I always feel pretty bad about Phobos 2 failing right before reaching it's target.

Bloody
Mar 3, 2013



They built the best rocket engines in the world and the US has only just now maybe caught up with be-4 and raptor

Stanley Tucheetos
May 15, 2012



They are the only space program to successfully land on the surface of Venus and send back a picture. Admittedly the longest a probe lasted on Venus was only about 2 hours. I'll give them a pass on that since the surface pressure is 95x that of earths and at a cool 860 degrees Fahrenheit.

Vavrek
Mar 2, 2013

I like your style hombre, but this is no laughing matter. Assault on a police officer. Theft of police property. Illegal possession of a firearm. FIVE counts of attempted murder. That comes to... 29 dollars and 40 cents. Cash, cheque, or credit card?

BURAN




Stanley Tucheetos posted:

They are the only space program to successfully land on the surface of Venus and send back a picture. Admittedly the longest a probe lasted on Venus was only about 2 hours. I'll give them a pass on that since the surface pressure is 95x that of earths and at a cool 860 degrees Fahrenheit.

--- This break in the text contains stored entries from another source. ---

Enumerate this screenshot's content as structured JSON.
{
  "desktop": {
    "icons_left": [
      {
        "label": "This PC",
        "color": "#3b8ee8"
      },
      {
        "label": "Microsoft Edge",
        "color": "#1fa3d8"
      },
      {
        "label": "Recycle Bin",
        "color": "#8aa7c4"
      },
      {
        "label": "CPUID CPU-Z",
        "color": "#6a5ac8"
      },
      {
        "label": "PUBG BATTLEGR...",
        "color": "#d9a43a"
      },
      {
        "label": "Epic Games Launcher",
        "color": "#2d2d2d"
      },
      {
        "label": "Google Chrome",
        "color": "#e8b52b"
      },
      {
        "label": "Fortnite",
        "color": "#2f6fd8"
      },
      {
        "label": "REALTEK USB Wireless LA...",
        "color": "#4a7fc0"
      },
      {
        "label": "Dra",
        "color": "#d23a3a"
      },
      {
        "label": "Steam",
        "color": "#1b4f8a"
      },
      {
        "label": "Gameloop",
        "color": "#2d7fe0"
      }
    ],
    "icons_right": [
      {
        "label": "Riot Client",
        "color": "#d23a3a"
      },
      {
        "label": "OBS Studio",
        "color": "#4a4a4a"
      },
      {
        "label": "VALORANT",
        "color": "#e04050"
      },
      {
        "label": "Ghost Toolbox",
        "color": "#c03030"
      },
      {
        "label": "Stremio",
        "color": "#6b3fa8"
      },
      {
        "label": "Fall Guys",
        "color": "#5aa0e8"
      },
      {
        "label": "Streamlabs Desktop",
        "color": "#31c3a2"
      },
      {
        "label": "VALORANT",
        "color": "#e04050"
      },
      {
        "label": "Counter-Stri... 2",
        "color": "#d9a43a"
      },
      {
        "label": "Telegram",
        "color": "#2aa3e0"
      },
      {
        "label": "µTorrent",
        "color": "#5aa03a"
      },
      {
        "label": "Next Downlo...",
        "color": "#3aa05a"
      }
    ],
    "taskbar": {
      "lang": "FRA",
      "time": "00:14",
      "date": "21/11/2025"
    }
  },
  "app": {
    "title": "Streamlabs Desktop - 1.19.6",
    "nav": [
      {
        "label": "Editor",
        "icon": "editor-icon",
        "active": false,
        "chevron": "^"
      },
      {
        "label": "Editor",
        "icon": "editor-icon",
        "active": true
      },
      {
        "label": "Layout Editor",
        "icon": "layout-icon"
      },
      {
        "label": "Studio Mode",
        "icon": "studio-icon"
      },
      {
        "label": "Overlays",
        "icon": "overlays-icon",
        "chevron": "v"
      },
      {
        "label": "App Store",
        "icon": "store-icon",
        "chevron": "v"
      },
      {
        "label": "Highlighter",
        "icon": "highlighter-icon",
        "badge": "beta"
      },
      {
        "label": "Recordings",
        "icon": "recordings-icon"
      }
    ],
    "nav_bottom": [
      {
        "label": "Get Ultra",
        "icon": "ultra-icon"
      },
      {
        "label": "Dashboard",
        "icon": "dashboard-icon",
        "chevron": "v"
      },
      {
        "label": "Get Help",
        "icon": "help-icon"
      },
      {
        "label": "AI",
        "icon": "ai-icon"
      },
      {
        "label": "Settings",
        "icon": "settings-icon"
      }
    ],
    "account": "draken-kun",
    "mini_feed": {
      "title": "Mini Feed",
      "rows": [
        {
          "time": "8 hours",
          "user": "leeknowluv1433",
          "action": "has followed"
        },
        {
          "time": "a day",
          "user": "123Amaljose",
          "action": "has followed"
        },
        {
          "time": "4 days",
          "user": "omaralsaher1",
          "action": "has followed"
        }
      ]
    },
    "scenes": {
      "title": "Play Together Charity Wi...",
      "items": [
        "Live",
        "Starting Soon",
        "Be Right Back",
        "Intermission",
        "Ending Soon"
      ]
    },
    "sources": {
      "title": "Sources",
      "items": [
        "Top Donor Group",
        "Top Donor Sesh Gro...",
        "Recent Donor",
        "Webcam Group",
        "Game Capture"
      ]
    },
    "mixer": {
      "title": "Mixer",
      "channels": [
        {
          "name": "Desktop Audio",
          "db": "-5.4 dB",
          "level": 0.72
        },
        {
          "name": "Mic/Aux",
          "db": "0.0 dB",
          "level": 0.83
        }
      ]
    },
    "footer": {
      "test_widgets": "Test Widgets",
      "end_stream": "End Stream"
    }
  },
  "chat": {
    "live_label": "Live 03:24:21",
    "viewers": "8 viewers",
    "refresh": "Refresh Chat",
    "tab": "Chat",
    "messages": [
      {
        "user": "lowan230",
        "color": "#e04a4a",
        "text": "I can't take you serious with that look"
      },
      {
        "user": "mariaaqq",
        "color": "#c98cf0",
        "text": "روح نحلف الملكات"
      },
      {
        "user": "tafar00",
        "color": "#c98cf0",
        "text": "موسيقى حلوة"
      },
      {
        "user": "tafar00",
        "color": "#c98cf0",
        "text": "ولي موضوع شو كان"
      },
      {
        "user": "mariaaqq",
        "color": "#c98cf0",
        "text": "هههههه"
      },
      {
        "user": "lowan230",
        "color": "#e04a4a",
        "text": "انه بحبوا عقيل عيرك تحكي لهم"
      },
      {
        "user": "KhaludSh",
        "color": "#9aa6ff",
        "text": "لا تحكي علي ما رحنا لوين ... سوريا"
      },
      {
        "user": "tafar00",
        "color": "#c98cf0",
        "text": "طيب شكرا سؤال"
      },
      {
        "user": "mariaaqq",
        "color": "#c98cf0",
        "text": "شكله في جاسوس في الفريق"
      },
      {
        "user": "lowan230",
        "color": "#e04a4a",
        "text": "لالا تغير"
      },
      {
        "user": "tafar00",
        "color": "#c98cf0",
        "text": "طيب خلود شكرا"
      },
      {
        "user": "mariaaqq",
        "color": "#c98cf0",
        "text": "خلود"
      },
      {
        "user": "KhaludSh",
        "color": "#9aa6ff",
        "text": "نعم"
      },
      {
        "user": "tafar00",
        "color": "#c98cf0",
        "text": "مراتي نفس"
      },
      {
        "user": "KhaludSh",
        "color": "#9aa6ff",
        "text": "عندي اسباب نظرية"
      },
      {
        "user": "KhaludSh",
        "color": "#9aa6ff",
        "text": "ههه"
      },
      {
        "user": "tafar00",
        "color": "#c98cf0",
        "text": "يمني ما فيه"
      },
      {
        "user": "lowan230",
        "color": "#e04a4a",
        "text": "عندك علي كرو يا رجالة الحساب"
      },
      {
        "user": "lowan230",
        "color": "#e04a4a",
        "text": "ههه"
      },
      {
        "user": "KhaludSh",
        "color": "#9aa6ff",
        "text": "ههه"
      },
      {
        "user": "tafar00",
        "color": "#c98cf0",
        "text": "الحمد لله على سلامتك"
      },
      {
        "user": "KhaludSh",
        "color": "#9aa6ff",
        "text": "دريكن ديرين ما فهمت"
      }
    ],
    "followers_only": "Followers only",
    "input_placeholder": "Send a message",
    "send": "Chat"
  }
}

They also sampled a lens cap.

Lawman 0
Aug 17, 2010





Buran was wild because they basically made a better space shuttle by accident by going "haha no way the americans actually designed it that badly".

Ventral EggSac
Dec 3, 2019



Stanley Tucheetos posted:

They are the only space program to successfully land on the surface of Venus and send back a picture. Admittedly the longest a probe lasted on Venus was only about 2 hours. I'll give them a pass on that since the surface pressure is 95x that of earths and at a cool 860 degrees Fahrenheit.



I love Soviet Venereal Probes

Eat My Ghastly Ass
Jul 23, 2007



Stanley Tucheetos posted:

They are the only space program to successfully land on the surface of Venus and send back a picture. Admittedly the longest a probe lasted on Venus was only about 2 hours. I'll give them a pass on that since the surface pressure is 95x that of earths and at a cool 860 degrees Fahrenheit.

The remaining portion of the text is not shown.